Now, a lot of your institutional debt, Conduit, Fanny Mae, Freddie Mac, that stuff is typically 10-12 years in length. That's plenty long, and it gives you a chance to do a lot of improvements to the park, raise rents, fill lots, and go out and refinance it and have a good safety cushion on top of that. But there are some banks out there, and some sellers, that want you to try to accept a term of only a few years. If a Mom and Pop tells you, "I'll carry the paper, but I'm only gonna carry it for three years," you gotta run away from that deal or renegotiate it, 'cause you cannot survive on a three-year note. A three-year note means you only have a year or so to make all the improvements, then another year to season it, and then another year to get the loan. That's not much time. Particularly, if you have a heavy lift turnaround, you'll never get it done in that period of time.
So, make sure your term is reasonable. What's the shortest you can go? Well, I guess five years is about the shortest you should go, but even then, I would try and get something longer. Seven years is much safer than five, and again, 10 is the best you can get, but three or two is clearly too short. Also, too high an interest rate. So, if Mom and Pop are going to sell or carry, that's great and everything, but you can't pay them 10%. And if you're gonna go out there and try to get a hard money loan, again at some high, high rate, can the park really survive that? Did you really factor that into your numbers when you started, or are you gonna say, "Well, okay, I'll start off with that higher rate when I start this turnaround process, but then I'll refund it to a lower rate." Well, what if you can't get a lower rate in the end? What if interest rates have climbed to the point you can't that moment get the longer term on a loan at a lower rate?
Make sure you've accounted for that. Also, if you have too fast an amortization. Sometimes, Mom and Pop will say, "Well, I'll carry the debt, but only on a 10-year amortization." Well, a 10-year amortization will never work. The typical mobile home park amortization is 25-30 years. On a 10-year, you'll be paying principal down so quickly, you'll probably have horrible negative cash flow. So, sometimes, financing can make a good deal bad. And then another item is capital needs, where the capital needs exceed your budgeted liquidity. If you're buying a property and you know it needs work, it needs to have the roads redone, who's gonna pay for that? Do you have the capital to do that? People often are all onboard with being completely sensible on their down payment, but they lie to themselves on how they will pay for capital needs.

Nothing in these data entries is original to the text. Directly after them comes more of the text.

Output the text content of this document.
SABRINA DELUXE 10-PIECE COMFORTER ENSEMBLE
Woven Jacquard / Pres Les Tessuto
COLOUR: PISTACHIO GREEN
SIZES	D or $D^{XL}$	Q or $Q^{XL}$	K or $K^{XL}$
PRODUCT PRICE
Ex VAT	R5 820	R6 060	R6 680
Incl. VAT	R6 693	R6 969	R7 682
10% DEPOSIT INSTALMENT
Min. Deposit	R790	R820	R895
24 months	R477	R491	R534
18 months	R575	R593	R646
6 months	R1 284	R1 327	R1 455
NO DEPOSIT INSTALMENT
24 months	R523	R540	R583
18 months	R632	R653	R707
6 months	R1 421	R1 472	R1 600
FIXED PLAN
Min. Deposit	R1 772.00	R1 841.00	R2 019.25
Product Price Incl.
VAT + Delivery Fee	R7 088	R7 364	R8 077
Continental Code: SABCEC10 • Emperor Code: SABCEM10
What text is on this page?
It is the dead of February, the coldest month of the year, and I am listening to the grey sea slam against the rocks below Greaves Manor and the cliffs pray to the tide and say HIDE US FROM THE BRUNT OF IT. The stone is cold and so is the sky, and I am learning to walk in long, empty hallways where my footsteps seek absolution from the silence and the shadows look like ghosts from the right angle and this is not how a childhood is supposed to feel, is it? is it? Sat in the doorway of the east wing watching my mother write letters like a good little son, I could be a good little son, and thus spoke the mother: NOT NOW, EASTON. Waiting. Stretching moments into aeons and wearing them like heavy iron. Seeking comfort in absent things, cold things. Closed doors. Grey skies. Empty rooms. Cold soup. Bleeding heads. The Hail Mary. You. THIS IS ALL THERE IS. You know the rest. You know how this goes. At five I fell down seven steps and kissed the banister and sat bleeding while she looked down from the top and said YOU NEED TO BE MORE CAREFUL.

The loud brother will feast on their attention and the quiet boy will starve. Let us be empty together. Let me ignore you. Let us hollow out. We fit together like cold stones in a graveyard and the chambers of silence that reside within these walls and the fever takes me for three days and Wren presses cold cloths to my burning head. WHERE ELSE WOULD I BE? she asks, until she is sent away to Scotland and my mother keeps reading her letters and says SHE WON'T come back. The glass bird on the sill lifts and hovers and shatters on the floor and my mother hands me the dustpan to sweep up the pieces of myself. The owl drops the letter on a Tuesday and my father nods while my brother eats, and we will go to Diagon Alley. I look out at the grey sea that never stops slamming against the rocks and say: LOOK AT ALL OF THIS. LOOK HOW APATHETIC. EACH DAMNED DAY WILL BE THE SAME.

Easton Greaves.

For example, if you have 20 park-owned homes in that mobile home park and you're unable to sell those to the existing residents and yet you wanna sell them, or even rent them, you'll have to pour a lot of money in those to get them ready. Even if you had to put in $5,000 a home, that's $100,000 of capital needs. Do you have that at the ready? So sometimes, good deals should be avoided, simply because it's not the right deal for you. It doesn't fit with your budget and with your needs. So, it doesn't mean anything bad about the park itself, it just means it's not the right match, not the right fit. So when you see a deal that does not work for you, you have to have the discipline to say no and walk away from it, because any idiot can buy a mobile home park, but the real trick is, can you make good profits with it? This is Frank Rolfe, the Mobile Home Park Mastery Podcast. I hope you enjoyed this. Talk to you again soon.